Right after it in the bio, I read this (which gave me more facial-expression-reactions than anything since Kirk Douglas at this year's Oscars):

"In 1974 the FBI raided (McDowell's) home and seized his collection of films and TV series during an investigation of copyright infringement and movie piracy. The collection consisted of 160 16mm prints and over 1,000 videocassettes. The value of the films was conservatively assessed at $5,005,426 by representatives of the movie industry. The actor was not charged and agreed to cooperate with the FBI. There was then no aftermarket for films, as the commercial video recorder had not been marketed, and studios routinely destroyed old negatives and prints of classic films they felt had no worth. Film buffs like McDowall had to purchase 16mm prints of films from the studios, or movie prints on the black market, or from other collectors.

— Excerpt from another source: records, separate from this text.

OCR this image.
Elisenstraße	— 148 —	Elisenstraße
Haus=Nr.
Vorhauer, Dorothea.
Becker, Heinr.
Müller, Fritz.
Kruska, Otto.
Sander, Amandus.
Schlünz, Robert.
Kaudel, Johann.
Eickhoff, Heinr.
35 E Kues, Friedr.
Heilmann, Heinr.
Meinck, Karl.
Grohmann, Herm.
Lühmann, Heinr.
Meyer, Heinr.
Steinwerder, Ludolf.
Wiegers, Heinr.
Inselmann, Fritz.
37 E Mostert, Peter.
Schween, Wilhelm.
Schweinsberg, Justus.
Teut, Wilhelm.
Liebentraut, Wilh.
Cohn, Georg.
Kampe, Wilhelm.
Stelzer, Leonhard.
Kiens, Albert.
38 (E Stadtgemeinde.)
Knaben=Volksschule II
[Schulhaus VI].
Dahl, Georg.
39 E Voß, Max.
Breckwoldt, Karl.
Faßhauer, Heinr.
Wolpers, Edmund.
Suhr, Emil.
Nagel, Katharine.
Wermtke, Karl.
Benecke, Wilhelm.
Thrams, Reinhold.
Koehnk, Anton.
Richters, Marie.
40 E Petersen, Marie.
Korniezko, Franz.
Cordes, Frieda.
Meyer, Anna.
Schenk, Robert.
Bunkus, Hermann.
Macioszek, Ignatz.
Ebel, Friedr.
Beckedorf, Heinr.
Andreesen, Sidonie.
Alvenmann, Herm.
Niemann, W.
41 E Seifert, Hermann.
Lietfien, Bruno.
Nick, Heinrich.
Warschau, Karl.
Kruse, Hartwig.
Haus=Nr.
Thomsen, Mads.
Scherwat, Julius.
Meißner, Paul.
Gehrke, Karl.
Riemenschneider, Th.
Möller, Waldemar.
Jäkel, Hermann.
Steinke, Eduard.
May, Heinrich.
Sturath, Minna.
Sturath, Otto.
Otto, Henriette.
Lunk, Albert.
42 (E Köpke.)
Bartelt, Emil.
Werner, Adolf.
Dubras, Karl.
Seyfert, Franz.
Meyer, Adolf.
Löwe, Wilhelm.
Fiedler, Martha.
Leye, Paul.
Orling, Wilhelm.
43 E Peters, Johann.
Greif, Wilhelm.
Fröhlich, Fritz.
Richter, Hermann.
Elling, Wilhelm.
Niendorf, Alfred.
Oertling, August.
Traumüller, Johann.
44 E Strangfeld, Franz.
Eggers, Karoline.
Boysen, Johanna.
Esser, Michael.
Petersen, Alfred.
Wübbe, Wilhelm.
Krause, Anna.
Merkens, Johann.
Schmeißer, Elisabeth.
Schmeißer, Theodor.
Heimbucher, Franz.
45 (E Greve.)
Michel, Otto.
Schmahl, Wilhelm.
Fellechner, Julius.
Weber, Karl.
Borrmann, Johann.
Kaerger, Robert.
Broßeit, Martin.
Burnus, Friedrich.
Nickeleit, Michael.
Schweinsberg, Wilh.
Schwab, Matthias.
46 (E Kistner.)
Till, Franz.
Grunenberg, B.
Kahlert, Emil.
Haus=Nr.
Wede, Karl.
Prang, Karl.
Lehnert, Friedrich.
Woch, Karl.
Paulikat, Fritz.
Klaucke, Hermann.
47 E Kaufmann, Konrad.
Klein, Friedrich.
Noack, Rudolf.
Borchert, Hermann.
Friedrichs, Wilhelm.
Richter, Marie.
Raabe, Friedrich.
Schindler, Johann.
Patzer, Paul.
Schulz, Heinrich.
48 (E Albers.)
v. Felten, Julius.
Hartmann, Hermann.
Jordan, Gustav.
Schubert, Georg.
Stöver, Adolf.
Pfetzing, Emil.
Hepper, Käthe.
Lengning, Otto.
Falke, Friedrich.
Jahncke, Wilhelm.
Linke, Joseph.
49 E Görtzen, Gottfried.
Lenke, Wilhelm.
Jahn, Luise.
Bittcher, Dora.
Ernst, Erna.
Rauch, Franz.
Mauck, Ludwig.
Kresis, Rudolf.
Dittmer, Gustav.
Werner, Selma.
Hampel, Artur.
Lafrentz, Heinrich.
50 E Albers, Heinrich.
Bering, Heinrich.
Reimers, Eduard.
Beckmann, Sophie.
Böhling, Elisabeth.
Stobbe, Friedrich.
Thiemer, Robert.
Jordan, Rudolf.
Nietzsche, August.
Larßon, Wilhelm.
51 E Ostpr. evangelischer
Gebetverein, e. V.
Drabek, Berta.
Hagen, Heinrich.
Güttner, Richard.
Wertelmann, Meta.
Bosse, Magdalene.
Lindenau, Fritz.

He claimed that he had once had as many as  337 moviesin his collection, but at the time of the investigation he was not sure how many were still in his possession. He had bought Errol Flynn's movie collection, and had acquired other films through purchases or swaps. McDowall told the FBI that he had transferred many of his films to videotape in order to conserve space and because tape was longer-lasting than film, and subsequently had sold or traded the prints, plus other prints of movies he had lost interest in, to other collectors.

He said that he collected the films due to his love of the cinema and to help protect the movies' heritage. McDowall also said that being in possession of prints of his own films allowed him to study his acting and improve his craft. One of the films he had purchased, from American-International Pictures, was The Devil's Widow (1970), a movie he himself had directed. He explained that he believed that he was not in violation of copyright, as he was not showing the films for profit, nor trying to make a profit when selling his prints as he charged only what he remembered as the price he himself paid.

He believed he had purchased some of the films outright from 20th Century-Fox, but learned subsequently from his lawyer that his agreement with Fox meant the studio retained ownership of the prints, and that he was forbidden to sell, trade or lend them out. McDowall was forthcoming about the individuals he dealt with on the black market, and also named Rock Hudson, Dick Martin and Mel Tormé as other celebrities with film collections."